What comes into mind when you think of debt?
Many small business owners are debt-averse, which means they’re hesitant to borrow money because they’re unsure if they can afford repayments. But as an entrepreneur, it’s important to realize that you need money to make money. In some cases, running a debt-free business may hinder the growth and success of a company or even its ability to operate and stay afloat.
Small business financing, such as unsecured working capital loans or business term loans, is definitely something to consider if you’re short on funds or you’re presented with new opportunities or investments that could take your business to the next level.
Other than that, here are three ways a small business loan can help your company:
1. There’s a business opportunity that outweighs the total cost of the loan.
When running a business, sometimes, you’re presented with opportunities that are too good to pass up. For instance, you’re offered a steep discount for bulk orders, or you’ve found the perfect location for your shop. It’s important to determine your return on investment of the opportunity presented to you. Weigh the cost of the loan versus the revenue you potentially receive through the said opportunity.
Let’s say your business received a commercial contract worth $50,000. The problem is you don’t have enough manpower and equipment to complete the project. Hiring, training, and equipment purchases would amount to $12,000. If you took out a loan and pay a total of $3,000 in interest, you’d still have $35,000 in profits.
However, be careful with your calculations. Many small business owners are guilty of underestimating the expenses and overestimating the profits. Before you weigh the pros and cons, create a revenue forecast to ensure that your decisions are based on hard numbers rather than estimates.
2. You want to expand your current space.
When your business has grown and your current space is becoming crowded, it may be time to move to a bigger office space. This is excellent news since it likely means that your business is doing great and you’re ready to expand. However, just because your business is ready for an expansion doesn’t mean you have enough working capital to do so.
The upfront costs of an expansion and additional overhead will be sizable. As a result, you may need to take out a small business loan to finance your business growth. But before you commit to a loan, make sure to estimate the potential change in revenue that comes from the expansion. Make a forecast using your existing balance sheet to see how moving to a bigger space impacts your bottom line. Would you have enough cash to make repayments on time and still make a profit?
And if you’re planning to open another location or branch of your retail shop, make sure to research the area and assess whether it’s accessible to your target customers.
3. You need to buy more inventory.
Inventory is one of the major purchases for any product-based business. You need to keep up with customer demand by restocking on inventory and providing your customers with several high-quality options.
Inventory purchases are expensive, which may be a challenge for businesses that need to purchase large quantities of inventory before seeing a significant return on their investment. This is especially true for seasonal businesses. There will be times when you need to buy a large amount of inventory without the working capital.
A small business loan is a great solution to address this problem. You can use the funds from the loan to purchase inventory to prepare for tourist seasons or holiday seasons. However, it’s important to measure if taking out a loan would be a wise financial decision for your business.
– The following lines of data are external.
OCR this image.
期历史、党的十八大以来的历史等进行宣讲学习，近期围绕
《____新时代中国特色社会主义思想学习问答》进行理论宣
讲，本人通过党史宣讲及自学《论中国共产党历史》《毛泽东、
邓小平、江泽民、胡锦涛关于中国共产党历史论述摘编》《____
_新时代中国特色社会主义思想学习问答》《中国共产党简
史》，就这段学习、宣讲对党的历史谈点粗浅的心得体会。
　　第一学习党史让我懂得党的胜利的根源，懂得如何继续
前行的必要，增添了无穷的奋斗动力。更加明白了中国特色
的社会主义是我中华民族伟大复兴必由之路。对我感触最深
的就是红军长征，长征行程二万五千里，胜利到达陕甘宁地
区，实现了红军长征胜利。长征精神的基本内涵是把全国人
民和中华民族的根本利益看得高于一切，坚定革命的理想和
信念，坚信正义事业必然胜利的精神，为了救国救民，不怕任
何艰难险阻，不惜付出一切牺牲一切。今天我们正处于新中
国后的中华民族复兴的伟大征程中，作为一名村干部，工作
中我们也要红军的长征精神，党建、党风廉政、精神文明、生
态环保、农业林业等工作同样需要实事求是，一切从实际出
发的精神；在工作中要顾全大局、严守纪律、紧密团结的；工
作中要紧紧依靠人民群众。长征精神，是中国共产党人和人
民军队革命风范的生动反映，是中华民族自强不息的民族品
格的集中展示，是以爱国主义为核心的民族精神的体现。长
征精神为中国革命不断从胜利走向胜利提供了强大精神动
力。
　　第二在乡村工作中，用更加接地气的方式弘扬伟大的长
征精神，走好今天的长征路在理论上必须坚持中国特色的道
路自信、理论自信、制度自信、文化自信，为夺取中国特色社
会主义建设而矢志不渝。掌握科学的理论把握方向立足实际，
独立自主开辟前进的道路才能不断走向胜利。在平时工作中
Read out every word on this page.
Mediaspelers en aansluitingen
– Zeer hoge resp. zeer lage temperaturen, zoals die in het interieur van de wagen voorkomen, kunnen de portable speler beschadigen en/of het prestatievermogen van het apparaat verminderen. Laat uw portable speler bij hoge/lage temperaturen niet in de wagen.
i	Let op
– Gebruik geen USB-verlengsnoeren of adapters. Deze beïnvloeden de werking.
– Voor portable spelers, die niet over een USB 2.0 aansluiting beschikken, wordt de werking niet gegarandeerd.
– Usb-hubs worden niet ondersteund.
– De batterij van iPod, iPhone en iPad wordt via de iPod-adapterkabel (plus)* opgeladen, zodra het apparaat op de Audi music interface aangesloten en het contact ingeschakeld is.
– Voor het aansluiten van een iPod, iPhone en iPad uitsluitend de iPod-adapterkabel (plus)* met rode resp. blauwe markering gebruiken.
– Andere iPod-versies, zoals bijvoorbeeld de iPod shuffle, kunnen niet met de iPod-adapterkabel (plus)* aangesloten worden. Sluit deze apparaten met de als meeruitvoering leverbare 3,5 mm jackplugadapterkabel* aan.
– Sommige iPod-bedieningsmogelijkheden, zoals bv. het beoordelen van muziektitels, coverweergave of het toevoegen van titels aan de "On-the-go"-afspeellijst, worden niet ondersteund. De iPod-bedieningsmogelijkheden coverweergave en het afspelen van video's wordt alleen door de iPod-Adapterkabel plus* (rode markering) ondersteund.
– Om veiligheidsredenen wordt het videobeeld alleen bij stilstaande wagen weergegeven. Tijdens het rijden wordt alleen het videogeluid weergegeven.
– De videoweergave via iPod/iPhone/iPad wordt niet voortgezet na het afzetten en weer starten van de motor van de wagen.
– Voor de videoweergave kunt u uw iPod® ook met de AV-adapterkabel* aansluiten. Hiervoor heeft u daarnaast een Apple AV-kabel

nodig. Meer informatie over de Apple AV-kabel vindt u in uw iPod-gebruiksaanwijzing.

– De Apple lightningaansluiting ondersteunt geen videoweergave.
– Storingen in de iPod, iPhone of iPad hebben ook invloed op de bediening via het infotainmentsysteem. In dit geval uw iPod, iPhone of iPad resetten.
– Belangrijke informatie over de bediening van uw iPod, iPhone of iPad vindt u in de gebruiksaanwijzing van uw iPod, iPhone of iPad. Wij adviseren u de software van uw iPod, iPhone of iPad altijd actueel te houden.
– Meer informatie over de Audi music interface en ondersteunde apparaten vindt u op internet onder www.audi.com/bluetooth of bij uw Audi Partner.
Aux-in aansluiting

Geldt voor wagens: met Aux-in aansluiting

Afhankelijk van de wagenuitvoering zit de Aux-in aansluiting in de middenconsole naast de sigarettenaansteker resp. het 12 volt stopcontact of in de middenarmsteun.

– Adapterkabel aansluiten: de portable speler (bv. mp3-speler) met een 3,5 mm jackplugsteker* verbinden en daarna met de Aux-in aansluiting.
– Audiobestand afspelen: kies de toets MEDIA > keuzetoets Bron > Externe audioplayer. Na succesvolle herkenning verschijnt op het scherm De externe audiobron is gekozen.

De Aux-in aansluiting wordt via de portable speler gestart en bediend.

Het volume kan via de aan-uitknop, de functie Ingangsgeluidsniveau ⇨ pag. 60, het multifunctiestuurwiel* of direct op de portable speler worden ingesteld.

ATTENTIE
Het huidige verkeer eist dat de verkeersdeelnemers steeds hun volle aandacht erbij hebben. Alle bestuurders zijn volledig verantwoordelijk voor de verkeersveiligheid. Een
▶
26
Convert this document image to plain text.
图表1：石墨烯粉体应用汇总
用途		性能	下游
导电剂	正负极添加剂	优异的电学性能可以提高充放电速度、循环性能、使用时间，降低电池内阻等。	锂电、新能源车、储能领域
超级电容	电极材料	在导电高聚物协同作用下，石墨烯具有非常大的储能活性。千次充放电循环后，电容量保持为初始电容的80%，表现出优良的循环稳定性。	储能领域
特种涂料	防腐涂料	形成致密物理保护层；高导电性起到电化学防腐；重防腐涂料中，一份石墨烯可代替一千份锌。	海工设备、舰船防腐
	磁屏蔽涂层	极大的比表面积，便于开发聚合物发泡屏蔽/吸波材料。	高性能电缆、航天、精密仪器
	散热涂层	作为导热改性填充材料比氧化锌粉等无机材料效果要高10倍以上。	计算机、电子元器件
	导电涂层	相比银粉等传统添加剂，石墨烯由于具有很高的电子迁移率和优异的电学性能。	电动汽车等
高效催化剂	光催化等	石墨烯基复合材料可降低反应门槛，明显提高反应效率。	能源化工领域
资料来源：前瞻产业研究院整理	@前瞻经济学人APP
Create a sales projection based on your previous sales around that same time. Calculate the cost of the loan and compare that to the total projected sales to figure out whether taking out a loan to purchase inventory is a wise move. Sales figures may vary widely, so be sure to consider several years of sales figures in your financial projection.
Now that you know how a small business loan can benefit your business, you now have an idea of whether you need to apply for a loan or not. If you decide to secure financing, do your research and assess your business to know which loan product is best for your business.